Johnson founded his company three years ago after searching throughout the world for a scent that reminded him of his family's flower garden.
"There was something about childhood, that smell, that made me want to hold it in a bottle and savor it," says Johnson. "And I knew other Southerners wanted to be able to recapture that."
His quest, though, ended without a fragrance. But that didn't stop Johnson, who took it upon himself to replicate and bottle the floral fragrance he recalled.
Created under the direction of master perfumer Phillipe Lorson, the Southernness fragrance line - bath oils, sachets, and lotions - are hand-blended in the old-fashioned French tradition as they are ordered and hand-packaged in his parents' Greek Revival house in Birmingham.
"So many people focus on Southern food, I thought it was time to center on another sense that the South can provide pleasure for," Johnson says.
For 20 years he worked as a freelance market researcher studying the tastes of affluent Southern women. He interviewed more than 100,000 women. With volumes of research, if anyone knows the 21st-century Scarlett O'Hara, it's Johnson.
"I worked on a multimillion dollar study for a large private company researching what it would mean to be Southern in this new century," says Johnson.
From his work, he discovered that a true "Southern spirit" reigns in the land of belles and gents. Southerners, it seems, thrive on a dreamy fantasy from the days of yore.
"Regardless of age, race, gender, socioeconomic levels, people were proud of being Southern and delighted to be here," says Johnson. "And we all have seven traits in common. You don't find [all of] these in other parts of the country."
The seven signs of Southerness are: expressing, time-weaving, rooting, accommodating, gathering, embracing, and twining.
*Expressing articulates being open, telling stories and stating opinions.
*Time-weaving encompasses the Southerner's need to relish the past and its traditions.
*Rooting is a tie to the land and enjoying the outdoors.
*Accommodating is about Southern hospitality.
*Gathering refers to a Southern devotion and allegiance.
*Embracing represents the ability to welcome diverse groups.
*Twining is the ability to seek out fun and be carefree.
True, these traits appear to perpetuate the myth of magnolia and moonlight, but as Southern historian John Shelton Reed says, "Maybe we've been brainwashed by 130 years of Yankee history, but Southern identity has more to do with food, accents, manners, and music than the Confederate past."

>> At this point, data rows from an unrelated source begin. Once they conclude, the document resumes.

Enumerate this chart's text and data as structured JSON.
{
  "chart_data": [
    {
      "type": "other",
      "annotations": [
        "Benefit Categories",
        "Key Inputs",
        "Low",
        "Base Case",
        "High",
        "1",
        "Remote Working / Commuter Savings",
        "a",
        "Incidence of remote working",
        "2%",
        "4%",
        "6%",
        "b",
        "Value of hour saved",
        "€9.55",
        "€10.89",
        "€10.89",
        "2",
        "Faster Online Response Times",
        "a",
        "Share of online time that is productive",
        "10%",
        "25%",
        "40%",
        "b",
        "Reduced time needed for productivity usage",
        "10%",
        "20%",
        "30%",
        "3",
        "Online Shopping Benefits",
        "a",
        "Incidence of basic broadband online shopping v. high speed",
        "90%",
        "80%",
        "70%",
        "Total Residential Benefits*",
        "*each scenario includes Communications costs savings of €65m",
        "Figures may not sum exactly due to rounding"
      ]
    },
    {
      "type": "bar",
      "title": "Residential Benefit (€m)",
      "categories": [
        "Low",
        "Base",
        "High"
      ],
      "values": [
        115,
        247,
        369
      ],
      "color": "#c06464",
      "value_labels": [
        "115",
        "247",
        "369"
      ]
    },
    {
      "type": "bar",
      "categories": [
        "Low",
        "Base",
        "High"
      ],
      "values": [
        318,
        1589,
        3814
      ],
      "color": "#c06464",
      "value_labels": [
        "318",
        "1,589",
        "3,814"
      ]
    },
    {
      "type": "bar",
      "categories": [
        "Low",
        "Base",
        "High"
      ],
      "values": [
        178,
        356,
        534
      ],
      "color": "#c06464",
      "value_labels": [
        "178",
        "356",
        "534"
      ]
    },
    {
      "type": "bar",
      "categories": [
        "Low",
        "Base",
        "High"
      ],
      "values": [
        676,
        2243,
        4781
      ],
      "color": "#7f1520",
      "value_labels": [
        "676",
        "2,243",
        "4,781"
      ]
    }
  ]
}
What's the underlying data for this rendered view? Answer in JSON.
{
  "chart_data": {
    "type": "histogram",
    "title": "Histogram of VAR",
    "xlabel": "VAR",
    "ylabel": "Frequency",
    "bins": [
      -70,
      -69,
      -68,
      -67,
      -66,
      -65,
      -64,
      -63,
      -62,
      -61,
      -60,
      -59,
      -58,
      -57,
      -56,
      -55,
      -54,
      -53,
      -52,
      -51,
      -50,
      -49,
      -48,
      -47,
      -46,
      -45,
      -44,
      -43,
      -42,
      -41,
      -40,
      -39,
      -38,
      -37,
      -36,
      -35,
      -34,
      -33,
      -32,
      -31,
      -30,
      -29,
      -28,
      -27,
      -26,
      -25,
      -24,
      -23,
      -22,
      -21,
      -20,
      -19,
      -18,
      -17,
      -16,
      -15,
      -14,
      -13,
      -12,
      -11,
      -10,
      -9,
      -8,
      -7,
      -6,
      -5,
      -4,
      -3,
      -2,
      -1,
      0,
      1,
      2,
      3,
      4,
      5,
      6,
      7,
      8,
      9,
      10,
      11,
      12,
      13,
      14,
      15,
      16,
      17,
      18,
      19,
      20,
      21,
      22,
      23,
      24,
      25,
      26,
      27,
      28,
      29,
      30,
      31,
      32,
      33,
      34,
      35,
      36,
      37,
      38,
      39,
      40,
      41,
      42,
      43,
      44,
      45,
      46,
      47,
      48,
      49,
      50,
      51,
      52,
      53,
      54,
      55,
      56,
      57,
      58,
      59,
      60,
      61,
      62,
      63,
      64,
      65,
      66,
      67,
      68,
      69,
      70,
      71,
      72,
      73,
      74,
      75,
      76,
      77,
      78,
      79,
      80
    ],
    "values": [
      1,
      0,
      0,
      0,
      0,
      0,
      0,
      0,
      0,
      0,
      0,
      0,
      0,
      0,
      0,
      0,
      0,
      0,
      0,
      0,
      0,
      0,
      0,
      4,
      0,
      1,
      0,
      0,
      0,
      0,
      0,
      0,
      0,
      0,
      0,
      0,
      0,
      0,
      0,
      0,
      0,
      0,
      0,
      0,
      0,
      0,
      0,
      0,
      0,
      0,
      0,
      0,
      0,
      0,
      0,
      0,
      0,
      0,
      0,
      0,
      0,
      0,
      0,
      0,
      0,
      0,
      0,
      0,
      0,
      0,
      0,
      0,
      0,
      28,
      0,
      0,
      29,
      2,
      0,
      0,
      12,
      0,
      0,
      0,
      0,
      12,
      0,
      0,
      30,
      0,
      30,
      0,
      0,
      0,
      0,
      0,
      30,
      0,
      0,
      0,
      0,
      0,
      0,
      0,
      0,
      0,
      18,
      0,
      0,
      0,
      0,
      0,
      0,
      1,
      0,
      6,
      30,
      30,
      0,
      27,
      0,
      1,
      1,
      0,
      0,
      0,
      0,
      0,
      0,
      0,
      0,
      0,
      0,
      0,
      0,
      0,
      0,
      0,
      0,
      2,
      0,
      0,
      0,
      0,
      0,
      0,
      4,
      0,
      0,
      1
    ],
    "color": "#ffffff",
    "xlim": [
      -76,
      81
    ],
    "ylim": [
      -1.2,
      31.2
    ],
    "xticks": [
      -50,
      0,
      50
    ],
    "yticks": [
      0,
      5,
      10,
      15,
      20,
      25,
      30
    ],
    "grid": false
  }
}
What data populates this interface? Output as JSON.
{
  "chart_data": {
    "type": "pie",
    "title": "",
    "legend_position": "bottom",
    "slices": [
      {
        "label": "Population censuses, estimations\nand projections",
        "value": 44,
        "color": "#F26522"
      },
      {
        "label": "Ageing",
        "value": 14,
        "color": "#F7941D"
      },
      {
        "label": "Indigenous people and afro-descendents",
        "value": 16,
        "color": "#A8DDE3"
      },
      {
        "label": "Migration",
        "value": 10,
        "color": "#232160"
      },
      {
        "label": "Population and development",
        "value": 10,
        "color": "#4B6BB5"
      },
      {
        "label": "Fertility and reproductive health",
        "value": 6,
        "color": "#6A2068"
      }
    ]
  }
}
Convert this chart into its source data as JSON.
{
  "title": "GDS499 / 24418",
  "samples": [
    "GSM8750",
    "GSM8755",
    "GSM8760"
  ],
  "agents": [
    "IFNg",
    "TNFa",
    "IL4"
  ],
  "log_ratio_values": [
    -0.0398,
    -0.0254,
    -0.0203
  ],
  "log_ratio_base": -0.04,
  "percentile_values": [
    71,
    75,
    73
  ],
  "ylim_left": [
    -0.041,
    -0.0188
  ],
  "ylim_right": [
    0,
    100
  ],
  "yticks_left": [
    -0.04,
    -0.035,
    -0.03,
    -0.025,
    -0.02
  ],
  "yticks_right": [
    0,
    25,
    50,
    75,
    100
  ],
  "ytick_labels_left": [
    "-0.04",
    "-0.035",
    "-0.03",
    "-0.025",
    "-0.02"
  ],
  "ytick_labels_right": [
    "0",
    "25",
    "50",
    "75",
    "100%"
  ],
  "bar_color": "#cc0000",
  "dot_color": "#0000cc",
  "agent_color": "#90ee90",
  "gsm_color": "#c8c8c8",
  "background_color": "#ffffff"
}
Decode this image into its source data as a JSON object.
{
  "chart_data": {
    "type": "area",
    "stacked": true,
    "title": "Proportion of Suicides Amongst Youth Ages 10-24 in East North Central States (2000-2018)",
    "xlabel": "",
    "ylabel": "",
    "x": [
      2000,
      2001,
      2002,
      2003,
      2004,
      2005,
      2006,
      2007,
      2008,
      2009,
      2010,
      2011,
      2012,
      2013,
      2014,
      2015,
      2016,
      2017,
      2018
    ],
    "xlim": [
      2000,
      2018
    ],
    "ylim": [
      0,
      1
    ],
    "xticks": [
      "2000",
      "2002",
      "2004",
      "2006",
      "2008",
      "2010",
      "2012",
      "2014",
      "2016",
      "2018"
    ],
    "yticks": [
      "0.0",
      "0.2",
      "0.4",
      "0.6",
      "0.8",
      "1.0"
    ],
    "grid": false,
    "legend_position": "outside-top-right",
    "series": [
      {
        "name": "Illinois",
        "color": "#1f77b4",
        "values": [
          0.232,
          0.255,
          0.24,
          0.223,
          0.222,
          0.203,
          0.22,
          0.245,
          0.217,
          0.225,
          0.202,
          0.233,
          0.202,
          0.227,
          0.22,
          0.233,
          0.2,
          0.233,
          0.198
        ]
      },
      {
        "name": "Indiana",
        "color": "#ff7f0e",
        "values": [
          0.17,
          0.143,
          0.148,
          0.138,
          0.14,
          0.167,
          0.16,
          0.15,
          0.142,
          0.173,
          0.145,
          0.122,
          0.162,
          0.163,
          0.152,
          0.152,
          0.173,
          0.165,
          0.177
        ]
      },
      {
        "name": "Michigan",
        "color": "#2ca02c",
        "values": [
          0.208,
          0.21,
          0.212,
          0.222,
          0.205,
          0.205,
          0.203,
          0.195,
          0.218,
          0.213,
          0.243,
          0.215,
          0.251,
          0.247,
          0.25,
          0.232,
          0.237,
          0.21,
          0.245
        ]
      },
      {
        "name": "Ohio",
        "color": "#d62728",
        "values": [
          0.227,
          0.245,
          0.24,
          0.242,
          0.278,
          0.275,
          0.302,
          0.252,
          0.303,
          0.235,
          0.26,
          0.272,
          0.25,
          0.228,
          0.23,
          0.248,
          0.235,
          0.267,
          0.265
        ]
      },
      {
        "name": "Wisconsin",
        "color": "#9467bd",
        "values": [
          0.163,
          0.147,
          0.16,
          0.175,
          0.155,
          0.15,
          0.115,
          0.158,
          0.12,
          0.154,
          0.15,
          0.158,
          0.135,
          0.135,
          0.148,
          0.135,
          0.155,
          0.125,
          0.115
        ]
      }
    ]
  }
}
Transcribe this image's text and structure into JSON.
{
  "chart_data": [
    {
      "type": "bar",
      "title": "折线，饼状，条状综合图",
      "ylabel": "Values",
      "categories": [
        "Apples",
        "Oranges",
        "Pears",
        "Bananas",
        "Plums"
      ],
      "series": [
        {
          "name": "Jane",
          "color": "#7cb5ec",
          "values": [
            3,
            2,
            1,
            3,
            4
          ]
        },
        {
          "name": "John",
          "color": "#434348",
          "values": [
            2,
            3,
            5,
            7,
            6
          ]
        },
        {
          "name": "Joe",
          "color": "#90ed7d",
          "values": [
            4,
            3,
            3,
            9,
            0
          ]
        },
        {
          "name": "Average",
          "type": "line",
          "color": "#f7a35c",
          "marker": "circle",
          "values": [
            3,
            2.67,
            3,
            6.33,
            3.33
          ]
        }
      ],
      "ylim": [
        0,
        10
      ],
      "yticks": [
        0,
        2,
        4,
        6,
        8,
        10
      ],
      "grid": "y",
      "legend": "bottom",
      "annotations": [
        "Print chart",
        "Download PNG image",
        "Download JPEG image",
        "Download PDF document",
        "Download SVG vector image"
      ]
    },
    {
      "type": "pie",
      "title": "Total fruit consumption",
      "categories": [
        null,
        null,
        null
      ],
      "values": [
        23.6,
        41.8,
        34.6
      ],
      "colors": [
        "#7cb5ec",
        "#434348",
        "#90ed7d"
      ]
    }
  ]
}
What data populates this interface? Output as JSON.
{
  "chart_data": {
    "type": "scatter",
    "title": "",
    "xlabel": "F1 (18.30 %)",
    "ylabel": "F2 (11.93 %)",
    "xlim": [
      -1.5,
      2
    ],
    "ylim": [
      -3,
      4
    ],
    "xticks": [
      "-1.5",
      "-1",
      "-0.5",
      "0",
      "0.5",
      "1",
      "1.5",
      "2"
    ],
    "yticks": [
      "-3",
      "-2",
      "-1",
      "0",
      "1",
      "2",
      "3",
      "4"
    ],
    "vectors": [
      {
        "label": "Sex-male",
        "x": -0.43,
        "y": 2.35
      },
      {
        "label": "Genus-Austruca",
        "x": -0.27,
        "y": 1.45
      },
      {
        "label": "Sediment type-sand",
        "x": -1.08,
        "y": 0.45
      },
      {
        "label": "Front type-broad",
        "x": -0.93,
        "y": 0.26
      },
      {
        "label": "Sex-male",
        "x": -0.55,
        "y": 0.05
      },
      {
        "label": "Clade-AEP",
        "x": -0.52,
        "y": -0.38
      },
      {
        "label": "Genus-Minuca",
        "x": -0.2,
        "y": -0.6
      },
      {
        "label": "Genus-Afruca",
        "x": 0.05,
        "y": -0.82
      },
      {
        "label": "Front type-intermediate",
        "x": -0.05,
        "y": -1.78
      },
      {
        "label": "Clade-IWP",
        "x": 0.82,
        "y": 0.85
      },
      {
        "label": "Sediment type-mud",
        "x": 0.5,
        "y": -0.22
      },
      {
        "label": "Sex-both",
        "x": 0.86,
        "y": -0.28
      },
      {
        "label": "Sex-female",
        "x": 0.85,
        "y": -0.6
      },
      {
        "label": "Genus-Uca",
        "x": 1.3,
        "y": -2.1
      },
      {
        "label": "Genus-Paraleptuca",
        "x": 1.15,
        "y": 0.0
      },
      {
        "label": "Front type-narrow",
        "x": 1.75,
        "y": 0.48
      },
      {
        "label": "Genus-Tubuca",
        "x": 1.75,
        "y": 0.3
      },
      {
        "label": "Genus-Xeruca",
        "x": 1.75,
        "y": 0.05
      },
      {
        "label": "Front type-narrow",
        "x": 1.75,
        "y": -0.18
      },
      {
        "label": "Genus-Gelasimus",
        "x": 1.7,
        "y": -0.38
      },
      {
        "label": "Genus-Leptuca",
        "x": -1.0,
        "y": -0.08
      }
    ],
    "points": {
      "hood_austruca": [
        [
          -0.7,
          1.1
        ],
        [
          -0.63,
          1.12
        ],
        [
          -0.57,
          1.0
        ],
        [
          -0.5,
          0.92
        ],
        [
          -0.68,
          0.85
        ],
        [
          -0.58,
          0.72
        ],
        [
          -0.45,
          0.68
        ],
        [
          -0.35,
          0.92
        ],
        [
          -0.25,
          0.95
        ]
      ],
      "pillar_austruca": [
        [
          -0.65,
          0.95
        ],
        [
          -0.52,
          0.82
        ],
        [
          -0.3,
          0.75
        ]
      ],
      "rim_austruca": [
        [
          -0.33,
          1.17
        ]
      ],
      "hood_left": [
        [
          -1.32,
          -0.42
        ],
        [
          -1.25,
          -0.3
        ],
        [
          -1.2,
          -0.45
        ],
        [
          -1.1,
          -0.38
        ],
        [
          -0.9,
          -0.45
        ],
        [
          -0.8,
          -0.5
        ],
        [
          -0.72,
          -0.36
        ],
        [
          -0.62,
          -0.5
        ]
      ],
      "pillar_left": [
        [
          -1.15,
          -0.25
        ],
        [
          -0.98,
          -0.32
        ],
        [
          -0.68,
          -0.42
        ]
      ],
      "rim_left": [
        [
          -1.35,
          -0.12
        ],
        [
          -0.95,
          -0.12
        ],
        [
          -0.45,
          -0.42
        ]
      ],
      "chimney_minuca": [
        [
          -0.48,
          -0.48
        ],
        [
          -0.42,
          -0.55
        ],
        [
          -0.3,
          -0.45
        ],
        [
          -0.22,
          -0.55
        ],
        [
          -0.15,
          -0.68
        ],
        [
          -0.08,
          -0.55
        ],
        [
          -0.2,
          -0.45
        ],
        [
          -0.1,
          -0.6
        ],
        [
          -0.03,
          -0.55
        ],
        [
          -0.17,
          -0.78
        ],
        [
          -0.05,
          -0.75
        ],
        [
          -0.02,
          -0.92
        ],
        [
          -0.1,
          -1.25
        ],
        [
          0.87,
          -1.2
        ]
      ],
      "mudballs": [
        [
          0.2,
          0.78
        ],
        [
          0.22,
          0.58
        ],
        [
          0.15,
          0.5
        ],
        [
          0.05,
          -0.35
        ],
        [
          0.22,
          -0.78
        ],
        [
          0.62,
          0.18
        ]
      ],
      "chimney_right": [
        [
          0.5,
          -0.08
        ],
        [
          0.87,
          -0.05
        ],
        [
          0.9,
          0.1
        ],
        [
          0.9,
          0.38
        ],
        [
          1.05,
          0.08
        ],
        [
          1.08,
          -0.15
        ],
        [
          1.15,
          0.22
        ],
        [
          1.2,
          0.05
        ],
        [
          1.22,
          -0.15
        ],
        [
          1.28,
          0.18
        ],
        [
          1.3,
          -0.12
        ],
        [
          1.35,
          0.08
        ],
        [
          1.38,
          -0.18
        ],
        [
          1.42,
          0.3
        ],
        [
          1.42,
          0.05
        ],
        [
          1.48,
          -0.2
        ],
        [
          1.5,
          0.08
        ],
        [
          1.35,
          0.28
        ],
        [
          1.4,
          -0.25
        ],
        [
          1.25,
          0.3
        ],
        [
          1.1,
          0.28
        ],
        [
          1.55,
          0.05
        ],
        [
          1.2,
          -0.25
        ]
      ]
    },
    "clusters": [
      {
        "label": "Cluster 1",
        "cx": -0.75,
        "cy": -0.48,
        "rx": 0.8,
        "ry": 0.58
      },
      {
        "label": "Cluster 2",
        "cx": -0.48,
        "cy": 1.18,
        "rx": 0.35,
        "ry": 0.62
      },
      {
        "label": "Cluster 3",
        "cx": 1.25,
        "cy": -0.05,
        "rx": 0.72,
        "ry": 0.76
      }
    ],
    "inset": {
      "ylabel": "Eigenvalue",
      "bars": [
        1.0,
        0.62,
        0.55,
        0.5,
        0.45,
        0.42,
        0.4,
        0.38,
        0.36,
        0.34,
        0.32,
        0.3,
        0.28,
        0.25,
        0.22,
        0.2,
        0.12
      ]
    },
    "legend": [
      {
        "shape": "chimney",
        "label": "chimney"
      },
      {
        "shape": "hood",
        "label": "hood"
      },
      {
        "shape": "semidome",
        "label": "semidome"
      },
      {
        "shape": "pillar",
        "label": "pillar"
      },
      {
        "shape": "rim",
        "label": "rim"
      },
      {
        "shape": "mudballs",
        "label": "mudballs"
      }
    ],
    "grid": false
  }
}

Johnson echoes that sentiment, saying that people clamor for the "Gone With the Wind" fantasy. With that knowledge, Johnson isn't stopping with fragrances.
"I like blending all the elements of the South into one entity," he says. He recently launched another perfume called OneSun that encompasses multicultural scents from the South's various ethnic groups - African, native American, French, Anglo, and Spanish, for example.
Johnson's sister, Dr. Mell Johnson, who has a doctoral degree in higher-education administration and teaches literature at an Alabama college, works with her brother on his business ventures. She has written a book called "Mind-Expanding Grits," a book of quotes from Southerners.
The two are also creating Southernness Hospitality - a blend of dried vegetables and herbs gathered from the same 12 states as the fragrance line that adds a zest to soup or dips.
Johnson says that Southerners should stop being embarrassed by the region's past and savor its unique qualities."
"People too quickly stereotype us as moonlight and magnolia (types) or else Appalachian rednecks or hillbillies or racists," he says.
"But we're deeper than that, more complex and interesting, and I certainly want people to know that. We will keep history alive by keeping things from the past as we move forward."